Radiofrequency Enhancer to Recover Signal Dropouts in 7 Tesla Diffusion MRI
Varun Subramaniam,
Andrew Frankini,
Ameen Al Qadi,
Mackenzie T. Herb,
Gaurav Verma,
Bradley N. Delman,
Priti Balchandani,
Akbar Alipour
Affiliations
Varun Subramaniam
Department of Diagnostic, Molecular and Interventional Radiology, BioMedical Engineering and Imaging Institute (BMEII), Icahn School of Medicine at Mount Sinai, New York, NY 10029, USA
Andrew Frankini
Department of Diagnostic, Molecular and Interventional Radiology, BioMedical Engineering and Imaging Institute (BMEII), Icahn School of Medicine at Mount Sinai, New York, NY 10029, USA
Ameen Al Qadi
Department of Diagnostic, Molecular and Interventional Radiology, BioMedical Engineering and Imaging Institute (BMEII), Icahn School of Medicine at Mount Sinai, New York, NY 10029, USA
Mackenzie T. Herb
Department of Diagnostic, Molecular and Interventional Radiology, BioMedical Engineering and Imaging Institute (BMEII), Icahn School of Medicine at Mount Sinai, New York, NY 10029, USA
Gaurav Verma
Department of Diagnostic, Molecular and Interventional Radiology, BioMedical Engineering and Imaging Institute (BMEII), Icahn School of Medicine at Mount Sinai, New York, NY 10029, USA
Bradley N. Delman
Department of Diagnostic, Molecular and Interventional Radiology, BioMedical Engineering and Imaging Institute (BMEII), Icahn School of Medicine at Mount Sinai, New York, NY 10029, USA
Priti Balchandani
Department of Diagnostic, Molecular and Interventional Radiology, BioMedical Engineering and Imaging Institute (BMEII), Icahn School of Medicine at Mount Sinai, New York, NY 10029, USA
Akbar Alipour
Department of Diagnostic, Molecular and Interventional Radiology, BioMedical Engineering and Imaging Institute (BMEII), Icahn School of Medicine at Mount Sinai, New York, NY 10029, USA
Diffusion magnetic resonance imaging (dMRI) allows for a non-invasive visualization and quantitative assessment of white matter architecture in the brain by characterizing restrictions on the random motion of water molecules.
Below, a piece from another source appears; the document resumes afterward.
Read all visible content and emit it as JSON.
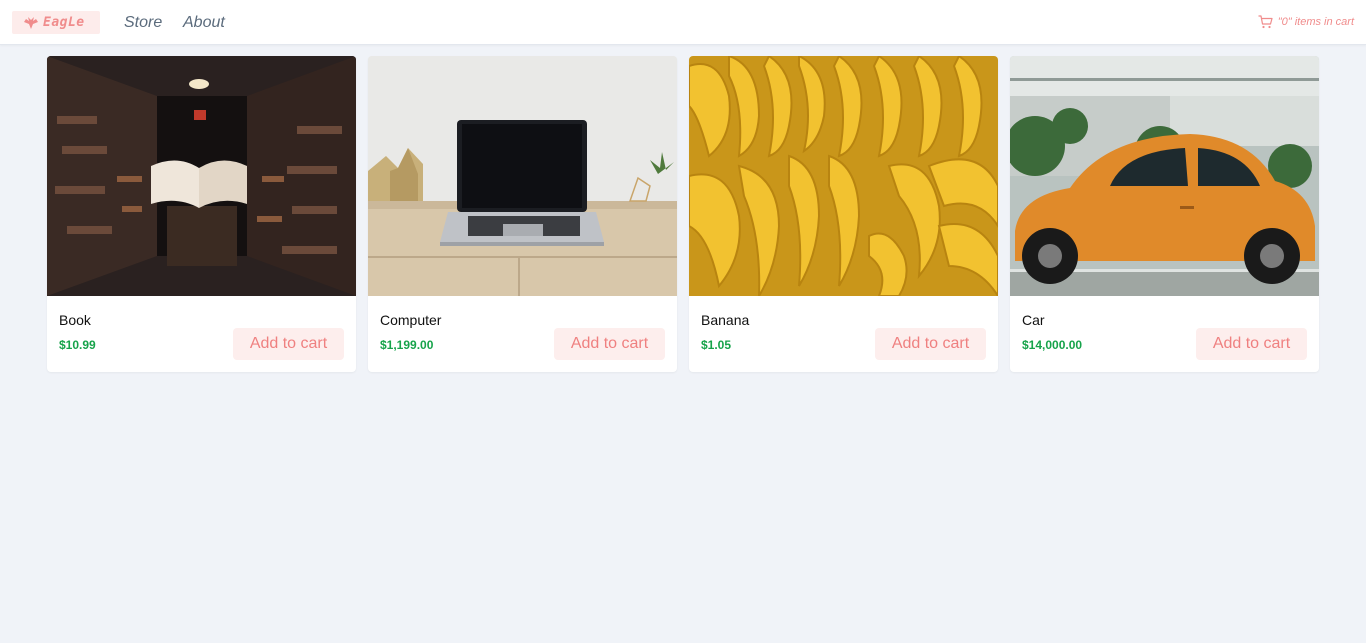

Ultra-high field MRI scanners, such as those operating at 7 Tesla (7T) or higher, can boost the signal-to-noise ratio (SNR) to improve dMRI compared with what is attainable at conventional field strengths such as 3T or 1.5T. However, wavelength effects at 7T cause reduced transmit magnetic field efficiency in the human brain, mainly in the posterior fossa, manifesting as signal dropouts in this region. Recently, we reported a simple approach of using a wireless radiofrequency (RF) surface array to improve transmit efficiency and signal sensitivity at 7T. In this study, we demonstrate the feasibility and effectiveness of the RF enhancer in improving in vivo dMRI at 7T. The electromagnetic simulation results demonstrated a 2.1-fold increase in transmit efficiency with the use of the RF enhancer. The experimental results similarly showed a 1.9-fold improvement in transmit efficiency and a 1.4-fold increase in normalized SNR. These improvements effectively mitigated signal dropouts in regions with inherently lower SNR, such as the cerebellum, resulting in a better depiction of principal fiber orientations and an enhanced visualization of extended tracts.